De las cenizas de una vida de traumas han surgido hábitos que a menudo no se alinean con mi deseo de ser una discípula de Jesucristo.
Uno de esos hábitos es la lucha constante por guardar la esperanza en las promesas de un Dios bueno y abundante.
No me preocupan las cosas eternas; sé que algún día mis problemas se acabarán, tendré un cuerpo perfecto y entenderé mejor mi vida. Son grandes promesas que deberían tener más peso, sin embargo, en los pequeños y tristes momentos de la vida diaria, es difícil encontrar fortaleza en esos principios.
Cuestiono las promesas personales así como las bendiciones patriarcales o del sacerdocio, cuando intentas contener las lágrimas al recibirlas, y la impresión del Espíritu Santo que te anima a no rendirte, incluso cuando todo parece desmoronarse.
Desearía aferrarme mejor a esas cosas y vivir con esperanza, pero a veces es difícil y termino teniendo pocas expectativas sobre lo que Dios hará por mí.
No es que Él no sea bueno o no me ame, sino que las cosas probablemente no saldrán como espero. Lo que pensé que Él dijo o sentí tal vez lo entendí mal. Todo lo que Dios hace es para mi bien, aunque probablemente no lo sienta así.
He trabajado arduamente para combatir esta mentalidad. Intenté “buscar y esperar milagros”, como nos guió el presidente Russell M. Nelson cuando enseñó:
“Cada libro de las Escrituras demuestra cuán dispuesto está el Señor a intervenir en la vida de aquellos que creen en Él”.
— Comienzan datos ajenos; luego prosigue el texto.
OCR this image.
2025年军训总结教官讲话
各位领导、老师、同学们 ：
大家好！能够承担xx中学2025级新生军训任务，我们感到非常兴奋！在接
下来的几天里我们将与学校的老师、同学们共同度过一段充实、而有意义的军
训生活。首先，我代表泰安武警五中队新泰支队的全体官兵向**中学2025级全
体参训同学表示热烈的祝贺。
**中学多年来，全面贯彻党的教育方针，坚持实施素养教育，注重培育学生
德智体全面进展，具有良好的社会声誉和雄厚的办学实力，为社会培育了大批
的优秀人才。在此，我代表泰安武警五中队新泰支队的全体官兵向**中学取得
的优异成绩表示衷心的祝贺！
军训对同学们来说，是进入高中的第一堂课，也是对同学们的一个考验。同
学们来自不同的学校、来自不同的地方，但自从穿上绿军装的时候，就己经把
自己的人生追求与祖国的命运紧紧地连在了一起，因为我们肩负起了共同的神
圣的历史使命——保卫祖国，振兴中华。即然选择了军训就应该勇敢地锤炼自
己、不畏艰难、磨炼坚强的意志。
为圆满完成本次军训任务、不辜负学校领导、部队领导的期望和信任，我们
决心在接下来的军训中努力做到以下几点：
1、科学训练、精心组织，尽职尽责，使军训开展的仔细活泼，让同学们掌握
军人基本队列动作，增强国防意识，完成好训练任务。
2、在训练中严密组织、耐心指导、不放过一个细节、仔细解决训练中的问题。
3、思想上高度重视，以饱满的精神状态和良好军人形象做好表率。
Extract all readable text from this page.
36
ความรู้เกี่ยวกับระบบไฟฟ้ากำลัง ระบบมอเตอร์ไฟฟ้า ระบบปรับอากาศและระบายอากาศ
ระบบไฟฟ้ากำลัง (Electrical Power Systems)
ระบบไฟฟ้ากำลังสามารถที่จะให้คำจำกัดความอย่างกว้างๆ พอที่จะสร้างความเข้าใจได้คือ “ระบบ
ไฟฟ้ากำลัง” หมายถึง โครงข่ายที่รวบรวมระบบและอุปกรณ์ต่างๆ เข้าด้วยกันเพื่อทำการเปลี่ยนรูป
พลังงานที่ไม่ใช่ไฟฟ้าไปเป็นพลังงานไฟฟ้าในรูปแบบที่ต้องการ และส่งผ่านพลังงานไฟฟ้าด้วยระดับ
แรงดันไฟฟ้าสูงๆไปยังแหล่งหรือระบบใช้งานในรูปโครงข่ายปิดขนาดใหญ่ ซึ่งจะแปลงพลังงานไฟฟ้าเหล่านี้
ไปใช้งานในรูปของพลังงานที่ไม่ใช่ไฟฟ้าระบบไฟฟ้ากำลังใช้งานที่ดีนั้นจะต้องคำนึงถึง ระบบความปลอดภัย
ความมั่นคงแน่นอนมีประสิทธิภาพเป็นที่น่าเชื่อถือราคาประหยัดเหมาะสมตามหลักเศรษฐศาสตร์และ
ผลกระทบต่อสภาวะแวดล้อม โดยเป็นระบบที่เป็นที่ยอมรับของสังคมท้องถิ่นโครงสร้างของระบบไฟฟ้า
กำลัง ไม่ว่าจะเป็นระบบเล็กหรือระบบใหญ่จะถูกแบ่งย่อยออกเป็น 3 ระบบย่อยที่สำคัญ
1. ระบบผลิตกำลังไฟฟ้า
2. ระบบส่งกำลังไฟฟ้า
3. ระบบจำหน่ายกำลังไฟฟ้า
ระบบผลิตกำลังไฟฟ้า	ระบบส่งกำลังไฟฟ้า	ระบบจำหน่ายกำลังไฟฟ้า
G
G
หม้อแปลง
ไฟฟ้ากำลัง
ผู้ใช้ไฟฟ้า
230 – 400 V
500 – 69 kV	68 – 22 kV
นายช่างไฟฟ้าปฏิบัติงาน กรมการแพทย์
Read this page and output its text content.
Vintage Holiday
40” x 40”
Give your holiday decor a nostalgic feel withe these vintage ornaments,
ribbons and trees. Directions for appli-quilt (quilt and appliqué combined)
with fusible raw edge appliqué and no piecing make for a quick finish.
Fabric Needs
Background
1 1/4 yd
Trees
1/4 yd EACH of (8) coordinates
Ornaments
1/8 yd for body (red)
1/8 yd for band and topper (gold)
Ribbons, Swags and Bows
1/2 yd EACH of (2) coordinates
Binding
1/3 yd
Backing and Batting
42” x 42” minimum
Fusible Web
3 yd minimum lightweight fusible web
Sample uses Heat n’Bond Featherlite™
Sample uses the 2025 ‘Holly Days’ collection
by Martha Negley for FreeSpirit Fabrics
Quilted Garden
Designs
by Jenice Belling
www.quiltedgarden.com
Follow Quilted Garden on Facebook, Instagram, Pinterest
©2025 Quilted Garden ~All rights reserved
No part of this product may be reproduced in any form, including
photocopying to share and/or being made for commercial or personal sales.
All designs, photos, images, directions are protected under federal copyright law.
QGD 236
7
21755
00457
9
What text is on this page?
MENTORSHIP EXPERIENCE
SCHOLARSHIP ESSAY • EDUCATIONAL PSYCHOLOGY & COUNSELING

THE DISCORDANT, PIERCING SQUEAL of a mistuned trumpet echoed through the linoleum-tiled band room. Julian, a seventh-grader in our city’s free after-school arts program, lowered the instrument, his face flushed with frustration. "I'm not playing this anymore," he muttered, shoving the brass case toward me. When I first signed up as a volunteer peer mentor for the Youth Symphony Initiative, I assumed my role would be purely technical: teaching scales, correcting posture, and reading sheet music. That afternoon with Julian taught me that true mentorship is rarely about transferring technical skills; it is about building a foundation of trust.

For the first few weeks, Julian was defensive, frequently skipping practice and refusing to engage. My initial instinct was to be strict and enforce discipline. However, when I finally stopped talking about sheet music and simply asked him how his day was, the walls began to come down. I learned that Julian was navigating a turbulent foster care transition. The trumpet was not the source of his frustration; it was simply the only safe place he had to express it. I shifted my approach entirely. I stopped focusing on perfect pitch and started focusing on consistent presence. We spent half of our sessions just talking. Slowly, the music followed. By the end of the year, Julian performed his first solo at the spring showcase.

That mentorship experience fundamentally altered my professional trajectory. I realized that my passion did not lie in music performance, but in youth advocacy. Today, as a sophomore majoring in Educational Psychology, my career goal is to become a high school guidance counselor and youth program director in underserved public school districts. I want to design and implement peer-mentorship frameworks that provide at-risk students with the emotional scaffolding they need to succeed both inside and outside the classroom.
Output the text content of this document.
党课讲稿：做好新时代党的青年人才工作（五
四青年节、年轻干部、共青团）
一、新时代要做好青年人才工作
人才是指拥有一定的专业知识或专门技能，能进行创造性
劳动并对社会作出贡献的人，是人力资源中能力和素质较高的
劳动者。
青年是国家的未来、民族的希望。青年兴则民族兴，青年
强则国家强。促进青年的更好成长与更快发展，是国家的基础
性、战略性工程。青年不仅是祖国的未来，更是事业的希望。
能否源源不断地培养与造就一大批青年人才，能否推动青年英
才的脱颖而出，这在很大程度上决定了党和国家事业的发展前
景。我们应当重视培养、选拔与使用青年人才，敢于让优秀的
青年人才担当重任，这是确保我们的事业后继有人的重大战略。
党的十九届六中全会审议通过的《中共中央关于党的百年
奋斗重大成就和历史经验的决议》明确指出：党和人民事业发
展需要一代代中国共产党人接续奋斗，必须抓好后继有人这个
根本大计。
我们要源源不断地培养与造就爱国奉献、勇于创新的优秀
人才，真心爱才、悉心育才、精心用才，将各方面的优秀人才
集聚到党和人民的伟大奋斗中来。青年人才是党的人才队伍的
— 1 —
Un ejemplo del Libro de Mormón me ha ayudado a fortalecer mi fe en las promesas de Dios. El profeta Samuel predicó a los nefitas en Zarahemla, profetizando sobre el nacimiento de Jesucristo. Helamán 14:7 dice:
“Y acontecerá que os llenaréis de asombro… a tal grado que caeréis al suelo”.
Me identifico con los creyentes que, años después, enfrentaron la muerte por su fe, al temer que las profecías no se cumplieran, como se describe en 3 Nefi 1:7:
“Y aconteció que hicieron un gran alboroto por toda la tierra; y las personas que creían empezaron a apesadumbrarse en gran manera, no fuese que de algún modo no llegaran a verificarse aquellas cosas que se habían declarado”.
He sentido esa tristeza, tal vez he hecho algo y las promesas no pueden cumplirse, tal vez alguien más lo ha hecho, tal vez no entendí bien y tal vez toda esta esperanza fue en vano.
Si la señal no ocurría, los creyentes serían ejecutados. Tras mucha oración, el profeta Nefi fue asegurado de que la señal se daría, y las palabras de Samuel se cumplieron.
Muchos nefitas cayeron asombrados y se convirtieron al Señor. Al reflexionar sobre esta escritura, trato de creer que cuando Dios cumpla Sus palabras, me asombraré tanto que querré caer al suelo.
3 Nefi 1:20 afirma que todas las profecías de Samuel se cumplieron “en todo”. Aunque no es fácil de creer, me ayuda a disipar dudas y confiar en un Dios que cumple cada una de Sus promesas y desea asombrarnos.
Algunas formas en las que he tratado de cambiar mi corazón y entender mejor al Dador de promesas son:
- He hecho una lista de las veces que el Señor me ha protegido y cuidado, y la reviso regularmente.
- He orado para ver la mano de Dios en mi vida y trato de notar las bendiciones.
- He seguido expresando mi dolor y sentimientos al Señor con más confianza en que Él me entiende y tiene paciencia conmigo.
- He tratado de liberar mis expectativas de lo que es bueno y asombroso.
Tal vez no soy como los pastores y los magos y las huestes celestiales alabando la realidad frente a ellos, pero siento que una estrella de luz ha aparecido junto con la creencia de que un día la gloriosa abundancia de Dios reposará plenamente sobre mí y todas esas promesas se cumplirán.